しかしサツキは一歩、また一歩とオータムに近づいた。
「私が君達を殺さないのは、殺す理由がないからだ。私はこれでも臆病者でね、誰かを殺すとなれば、それ相応の覚悟を持たなければならない。君達にはそこまでして殺すだけの理由がないのだよ。言い換えれば、殺す価値がないということだろうか」
「そうだね。でも、殺す価値がなくても、生きる価値はあると思っているはずだよ」
ちがう、とオータムは言う。
サツキはさらに一歩進む。
「あなたは私を殺さなかった。それどころか、東日本へ行って生きろといった。生きる価値がないと思っているのなら、どうしてそんなことを言ったの?」
黙れ、とオータムは声を震わせる。
サツキは進み続ける。
「昼間の時だって、あなたは私達全員を殺すことができたはず。でもあなたはそれをしなかった……。ハル君を攻撃したのも」
「黙れ!」
オータムは叫ぶと同時にスラスターを稼働させサツキとの距離を一気に詰め、彼女の腹めがけて拳を突き上げた。

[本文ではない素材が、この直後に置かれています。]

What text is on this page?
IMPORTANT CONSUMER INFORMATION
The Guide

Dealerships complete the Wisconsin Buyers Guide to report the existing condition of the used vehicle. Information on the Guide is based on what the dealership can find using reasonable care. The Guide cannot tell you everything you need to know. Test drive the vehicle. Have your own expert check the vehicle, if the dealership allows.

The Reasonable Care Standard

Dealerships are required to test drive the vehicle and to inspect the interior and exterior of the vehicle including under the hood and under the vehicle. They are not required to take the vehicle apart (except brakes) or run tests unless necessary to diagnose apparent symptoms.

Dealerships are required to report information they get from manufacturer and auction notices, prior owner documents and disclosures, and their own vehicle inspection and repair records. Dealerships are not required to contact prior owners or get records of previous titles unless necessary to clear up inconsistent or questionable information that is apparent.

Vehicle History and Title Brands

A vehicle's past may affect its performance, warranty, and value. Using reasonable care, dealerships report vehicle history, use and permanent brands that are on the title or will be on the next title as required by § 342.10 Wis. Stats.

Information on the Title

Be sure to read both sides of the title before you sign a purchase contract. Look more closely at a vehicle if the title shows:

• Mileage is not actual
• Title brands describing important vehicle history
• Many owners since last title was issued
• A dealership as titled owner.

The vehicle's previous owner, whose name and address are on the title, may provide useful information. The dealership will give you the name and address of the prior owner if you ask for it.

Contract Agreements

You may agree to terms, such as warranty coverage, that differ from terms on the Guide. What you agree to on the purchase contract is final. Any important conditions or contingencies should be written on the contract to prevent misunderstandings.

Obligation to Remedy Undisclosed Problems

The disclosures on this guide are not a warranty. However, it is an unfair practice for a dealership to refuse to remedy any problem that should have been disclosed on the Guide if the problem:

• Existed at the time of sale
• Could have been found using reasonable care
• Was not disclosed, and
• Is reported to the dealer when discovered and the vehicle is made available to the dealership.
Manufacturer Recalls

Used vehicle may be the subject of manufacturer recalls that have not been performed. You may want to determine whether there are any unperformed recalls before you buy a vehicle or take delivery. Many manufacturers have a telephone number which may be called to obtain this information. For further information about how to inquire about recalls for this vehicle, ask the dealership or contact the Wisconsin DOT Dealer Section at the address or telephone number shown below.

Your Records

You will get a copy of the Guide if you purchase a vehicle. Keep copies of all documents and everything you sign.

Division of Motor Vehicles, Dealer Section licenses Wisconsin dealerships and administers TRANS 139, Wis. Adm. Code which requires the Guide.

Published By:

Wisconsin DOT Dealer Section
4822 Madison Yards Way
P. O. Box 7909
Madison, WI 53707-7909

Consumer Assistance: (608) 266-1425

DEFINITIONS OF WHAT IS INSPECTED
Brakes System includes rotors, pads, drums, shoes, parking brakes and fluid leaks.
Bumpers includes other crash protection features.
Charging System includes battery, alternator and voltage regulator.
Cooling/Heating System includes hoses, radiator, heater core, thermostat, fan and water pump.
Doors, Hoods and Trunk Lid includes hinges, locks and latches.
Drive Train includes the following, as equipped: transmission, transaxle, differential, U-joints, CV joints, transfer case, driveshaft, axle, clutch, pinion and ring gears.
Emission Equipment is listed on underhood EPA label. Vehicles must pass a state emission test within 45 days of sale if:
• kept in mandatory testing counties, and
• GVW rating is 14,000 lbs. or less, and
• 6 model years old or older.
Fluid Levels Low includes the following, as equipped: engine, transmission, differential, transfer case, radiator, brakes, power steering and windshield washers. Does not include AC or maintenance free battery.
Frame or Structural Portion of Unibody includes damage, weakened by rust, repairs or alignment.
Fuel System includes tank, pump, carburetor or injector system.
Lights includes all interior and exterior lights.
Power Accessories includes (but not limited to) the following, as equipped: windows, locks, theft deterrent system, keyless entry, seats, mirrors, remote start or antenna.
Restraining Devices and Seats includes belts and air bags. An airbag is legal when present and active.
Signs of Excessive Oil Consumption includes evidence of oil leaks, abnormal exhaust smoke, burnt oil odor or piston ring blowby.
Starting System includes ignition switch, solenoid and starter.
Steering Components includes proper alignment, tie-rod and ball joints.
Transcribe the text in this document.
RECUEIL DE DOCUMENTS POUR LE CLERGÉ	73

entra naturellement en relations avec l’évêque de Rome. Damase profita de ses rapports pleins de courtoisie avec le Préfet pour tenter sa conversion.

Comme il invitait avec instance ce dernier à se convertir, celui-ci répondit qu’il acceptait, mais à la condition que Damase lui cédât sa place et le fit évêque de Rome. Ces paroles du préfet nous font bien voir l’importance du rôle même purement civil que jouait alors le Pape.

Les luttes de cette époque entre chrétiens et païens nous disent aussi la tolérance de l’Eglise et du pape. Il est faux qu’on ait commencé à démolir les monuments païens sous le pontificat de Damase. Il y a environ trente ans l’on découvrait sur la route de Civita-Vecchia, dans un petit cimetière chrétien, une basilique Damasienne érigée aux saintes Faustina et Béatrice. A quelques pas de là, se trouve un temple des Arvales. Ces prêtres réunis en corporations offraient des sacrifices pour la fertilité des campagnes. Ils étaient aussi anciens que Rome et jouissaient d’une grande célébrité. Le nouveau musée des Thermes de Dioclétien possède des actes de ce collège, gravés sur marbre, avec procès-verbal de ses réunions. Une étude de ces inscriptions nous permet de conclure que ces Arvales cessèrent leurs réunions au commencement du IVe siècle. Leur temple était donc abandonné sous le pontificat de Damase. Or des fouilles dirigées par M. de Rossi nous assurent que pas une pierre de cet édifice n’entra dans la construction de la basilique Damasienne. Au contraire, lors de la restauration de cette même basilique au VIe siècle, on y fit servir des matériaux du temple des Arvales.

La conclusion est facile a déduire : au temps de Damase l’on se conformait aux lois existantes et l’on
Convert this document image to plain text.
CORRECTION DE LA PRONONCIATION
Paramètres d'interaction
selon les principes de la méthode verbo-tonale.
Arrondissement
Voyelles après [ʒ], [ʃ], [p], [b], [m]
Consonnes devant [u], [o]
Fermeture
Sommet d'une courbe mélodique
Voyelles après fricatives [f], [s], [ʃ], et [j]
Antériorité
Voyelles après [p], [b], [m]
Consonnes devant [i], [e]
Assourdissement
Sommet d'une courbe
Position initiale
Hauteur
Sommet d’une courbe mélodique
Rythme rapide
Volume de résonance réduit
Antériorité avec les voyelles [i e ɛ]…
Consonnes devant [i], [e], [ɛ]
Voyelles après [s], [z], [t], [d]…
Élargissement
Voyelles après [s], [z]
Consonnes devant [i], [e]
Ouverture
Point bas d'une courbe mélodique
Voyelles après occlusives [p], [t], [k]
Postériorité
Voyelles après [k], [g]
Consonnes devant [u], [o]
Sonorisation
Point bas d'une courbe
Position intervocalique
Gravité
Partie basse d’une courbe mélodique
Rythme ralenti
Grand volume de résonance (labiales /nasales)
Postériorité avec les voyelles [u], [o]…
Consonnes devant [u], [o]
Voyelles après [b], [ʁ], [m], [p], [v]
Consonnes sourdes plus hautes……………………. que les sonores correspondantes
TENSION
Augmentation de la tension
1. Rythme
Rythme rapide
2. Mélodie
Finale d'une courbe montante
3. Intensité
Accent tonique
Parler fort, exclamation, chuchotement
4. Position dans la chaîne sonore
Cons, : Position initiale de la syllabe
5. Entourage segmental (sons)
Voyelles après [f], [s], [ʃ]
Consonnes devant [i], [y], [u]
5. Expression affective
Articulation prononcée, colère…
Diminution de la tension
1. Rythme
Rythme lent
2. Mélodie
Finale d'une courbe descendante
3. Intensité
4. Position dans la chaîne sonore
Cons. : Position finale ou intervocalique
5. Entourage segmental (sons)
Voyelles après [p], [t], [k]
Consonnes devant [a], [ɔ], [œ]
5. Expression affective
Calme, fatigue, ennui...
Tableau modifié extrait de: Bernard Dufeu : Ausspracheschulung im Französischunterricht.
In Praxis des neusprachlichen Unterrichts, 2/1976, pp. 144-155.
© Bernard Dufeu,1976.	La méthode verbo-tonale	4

サツキの体はふわりと浮かび、地面に背中を打ちつけて倒れる。
「サツキさん!」
ハルは叫び、オータムに発砲する。
オータムは片腕でハルの攻撃を防ぎつつ、彼に向かって突進し体当たりをくらわせた。
ハルの体は大きく吹き飛び、彼の手から自動小銃が離れる。オータムはそれをつかみとり、海へ向けて投げ捨てた。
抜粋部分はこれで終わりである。